Monsieur le secrétaire d’État, lors du dernier débat préalable à la réunion du Conseil européen, je vous avais interrogé sur le dimensionnement de ce plan de relance, alors que la crise sanitaire durait depuis plus longtemps qu’initialement anticipé. Sur ce point, le commissaire européen à l’économie, Paolo Gentiloni, a reconnu dans la presse que ce plan pourrait ne pas être suffisant et qu’il faudrait revoir les règles budgétaires européennes avant d’aller plus loin. Estimez-vous également que ce plan de relance doive être complété ? Dans l’affirmative, quel calendrier la France pousse-t-elle pour la révision du cadre budgétaire européen, alors que l’année 2023 est désormais évoquée pour aboutir à des conclusions ? Si l’on considère qu’un renforcement du plan de relance européen est nécessaire, alors cet horizon apparaît bien tardif.
En outre, les progrès accomplis dans la mise en œuvre du plan de relance européen n’épuisent pas la question de son remboursement, sur laquelle nous avions mis en garde le Gouvernement lors de l’examen du projet de loi autorisant la ratification de la décision « ressources propres ». En effet, à défaut de nouvelles ressources propres, ce remboursement reposera uniquement sur les contributions nationales, soit une hausse de 2,5 milliards d’euros par an pour la France, à compter de 2028.
À cet égard, le prochain Conseil européen se tiendra peu de temps avant la présentation par la Commission européenne de ses propositions de nouvelles ressources propres, au nombre de trois : une redevance numérique, un mécanisme d’ajustement carbone aux frontières, le système d’échange des quotas d’émission carbone.

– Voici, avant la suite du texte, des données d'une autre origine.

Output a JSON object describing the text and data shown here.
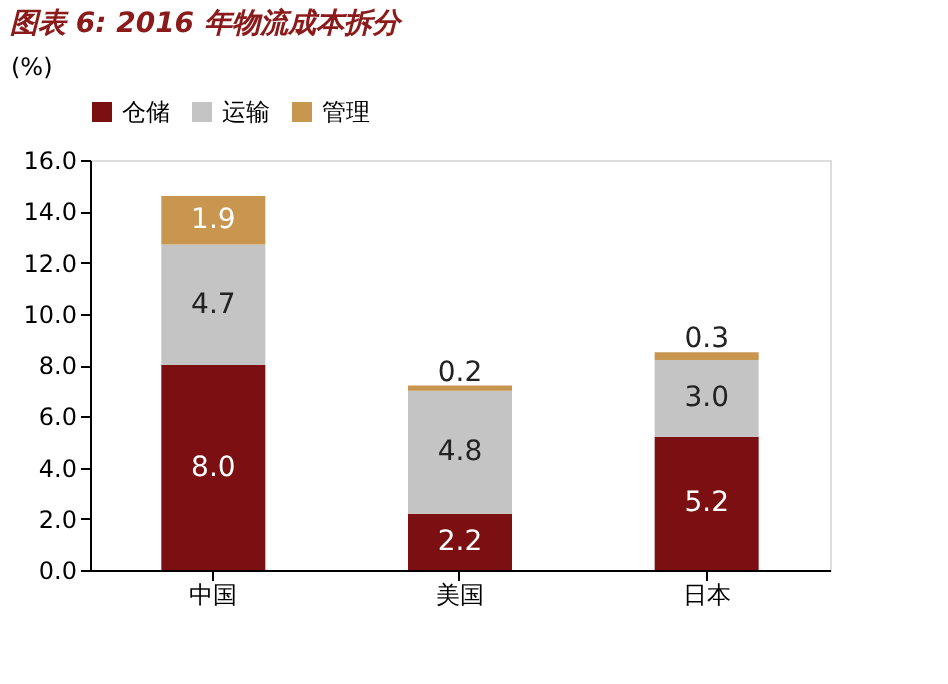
{
  "chart_data": {
    "type": "bar",
    "title": "图表 6: 2016 年物流成本拆分",
    "ylabel": "(%)",
    "categories": [
      "中国",
      "美国",
      "日本"
    ],
    "stacked": true,
    "series": [
      {
        "name": "仓储",
        "color": "#7b0f12",
        "values": [
          8.0,
          2.2,
          5.2
        ],
        "value_labels": [
          "8.0",
          "2.2",
          "5.2"
        ]
      },
      {
        "name": "运输",
        "color": "#c4c4c4",
        "values": [
          4.7,
          4.8,
          3.0
        ],
        "value_labels": [
          "4.7",
          "4.8",
          "3.0"
        ]
      },
      {
        "name": "管理",
        "color": "#c8964f",
        "values": [
          1.9,
          0.2,
          0.3
        ],
        "value_labels": [
          "1.9",
          "0.2",
          "0.3"
        ]
      }
    ],
    "ylim": [
      0,
      16
    ],
    "yticks": [
      {
        "value": 0,
        "label": "0.0"
      },
      {
        "value": 2,
        "label": "2.0"
      },
      {
        "value": 4,
        "label": "4.0"
      },
      {
        "value": 6,
        "label": "6.0"
      },
      {
        "value": 8,
        "label": "8.0"
      },
      {
        "value": 10,
        "label": "10.0"
      },
      {
        "value": 12,
        "label": "12.0"
      },
      {
        "value": 14,
        "label": "14.0"
      },
      {
        "value": 16,
        "label": "16.0"
      }
    ],
    "grid": false,
    "legend": "top"
  }
}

S’agissant de la redevance numérique, la proposition européenne va intervenir alors que les ministres des finances du G7 ont tout juste trouvé un accord sur la réforme de la fiscalité internationale des entreprises, y compris sur la taxation des activités numériques. Comment la proposition de la Commission européenne s’articulera-t-elle avec cet accord ? Estimez-vous que la dynamique impulsée par le G7 puisse être réellement suivie par les vingt-sept États membres, compte tenu des réticences de longue date de certains d’entre eux ?
Sur le mécanisme d’ajustement carbone aux frontières, il nous faudra être particulièrement attentifs aux effets potentiels de ce dispositif sur nos propres entreprises importatrices de certaines matières premières. De même, pour la ressource fondée sur le système d’échange des quotas d’émission carbone, un équilibre délicat doit être trouvé dans la définition des secteurs visés, afin de satisfaire un objectif de rendement budgétaire et une incitation écologique sans peser excessivement sur nos entreprises et emplois européens.
Monsieur le secrétaire d’État, quels secteurs d’activités la France souhaite-t-elle voir intégrés dans le mécanisme d’ajustement carbone aux frontières ? (Applaudissements sur les travées du groupe Les Républicains, ainsi que sur des travées du groupe UC. – M. Franck Menonville applaudit également.)